Reports | Correlated Findings

Correlated Findings
This report calculates pairwise correlations between tests within each findings domain and identifies unusual results at specific study sites.
Report Results Description
Running Correlated Findings for Nicardipine using default settings generates the report shown below.
The Report contains the following elements:
Correlated Findings Volcano Plot
This plot show points representing the correlations between findings. Points close to zero show little or no correlation. Correlations increase the further (either positively or negatively) the further they are from zero. Selected points, in the figure below, are positively correlated.
Data Filter
This enables you to subset subjects based on demographic characteristics and study site. Refer to Data Filter for more information.
Action Buttons
Action buttons, provide you with an easy way to drill down into your data. The following action buttons are generated by this report. Use your mouse to select one or more sites of interest before selecting a drill down option, as shown below:
Show Sites: Shows the rows of the data table for the selected points from the volcano plot.

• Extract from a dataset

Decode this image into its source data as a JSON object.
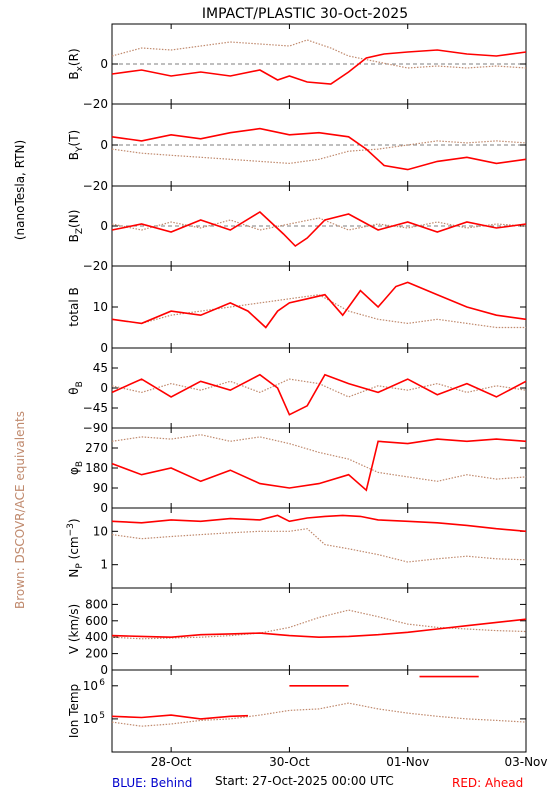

Clicking opens the following table:
Show Correlation Plot: Click to display correlation plots for the selected points.
Show Findings: Click to display all a table of the selected correlated findings.
General
Click to generate a standardized pdf- or rtf-formatted report containing the plots and charts of selected sections.
Click the Options arrow to reopen the completed report dialog used to generate this output.
Click the gray border to the left of the Options tab to open a dynamic report navigator that lists all of the reports in the review. Refer to Report Navigator for more information.
Methodology
Fisher's transformation (Fisher, 19211, 19702) of the correlation coefficient is calculated for all pairs of tests by CDISC findings domain, with each site (the suspect site, indexed with s) compared to all other sites taken together as a reference (indexed as o). Corresponding p-values are calculated according to a normal approximation.
FDR p-values are calculated and the reference line is determined as described in How does JMP Clinical calculate the False Discovery Rate (FDR)?.
Report Options
By default the report is set to analyze all tests from all findings domains. You can opt however, to restrict the search to specific Findings Tests.
You can specify whether to search all results in original units when you Analyze: the data or restrict the search to either character results (in standard format) or numeric results (in standard units).
You might or might not want to include unscheduled visits when you are analyzing findings by visit. Check the Remove unscheduled visits to exclude unscheduled visits.
You can opt to Consider BY variables in the analysis. This option, which assumes that BY variables (left vs. right arm for collecting blood pressure data, for example) are included in the experimental design, is selected by default. You can uncheck this option to ignore BY variables.
Use the Only include BY variables if they are domain keys option to subset the available variables to only include those variables that are domain keys. If the option is unchecked, the report uses the cross-classification of xxCAT, xxSCAT, xxLOC, xxMETHOD, xxPOS, xxSPEC, and xxTPT for creating by groups for all variables that are available (as it had in the past).
The Summarize sites with at least this many subjects: option enables you to set a minimal threshold for the sites to be analyzed. Only those sites which exceed the specified number of subjects are included. This feature is useful because it enables you to exclude smaller sites, where small differences due to random events are more likely to appear more significant than they truly are. In larger sites, observed differences from expected attendance due to random events are more likely to be significant because any deviations due to random events are less likely to be observed.
The Alpha option is used to specify the significance level by which to judge the validity of the correlations generated by this report. By definition, alpha represents the probability that you will reject the null hypothesis when the null is, in fact, true. Alpha can be set to any number between 0 and 1, but is most typically set at 0.01, 0.05, or 0.10. The higher the alpha, the lower your confidence that the results you observe are correct.
Filtering the Data:
Filters enable you to restrict the analysis to a specific subset of subjects and/or adverse events, based on values within variables. You can also filter based on population flags (Safety is selected by default) within the study data.
See Select the analysis population, Select saved subject Filter3, and Additional Filter to Include Subjects
The Subset of Visits to Analyze options enables you to restrict to a specific subset of visits your search tests with similar and questionable results.

1
Fisher, R.A. (1921). On the "probable error" of a coefficient of correlation deduced from a small sample. Metron 1: 3-32.

2
Fisher, R.A. (1970). Statistical Methods for Research Workers, 14th Edition. Davien, CT: Hafner Publishing Company.

3
Subject-specific filters must be created using the Create Subject Filter report prior to your analysis.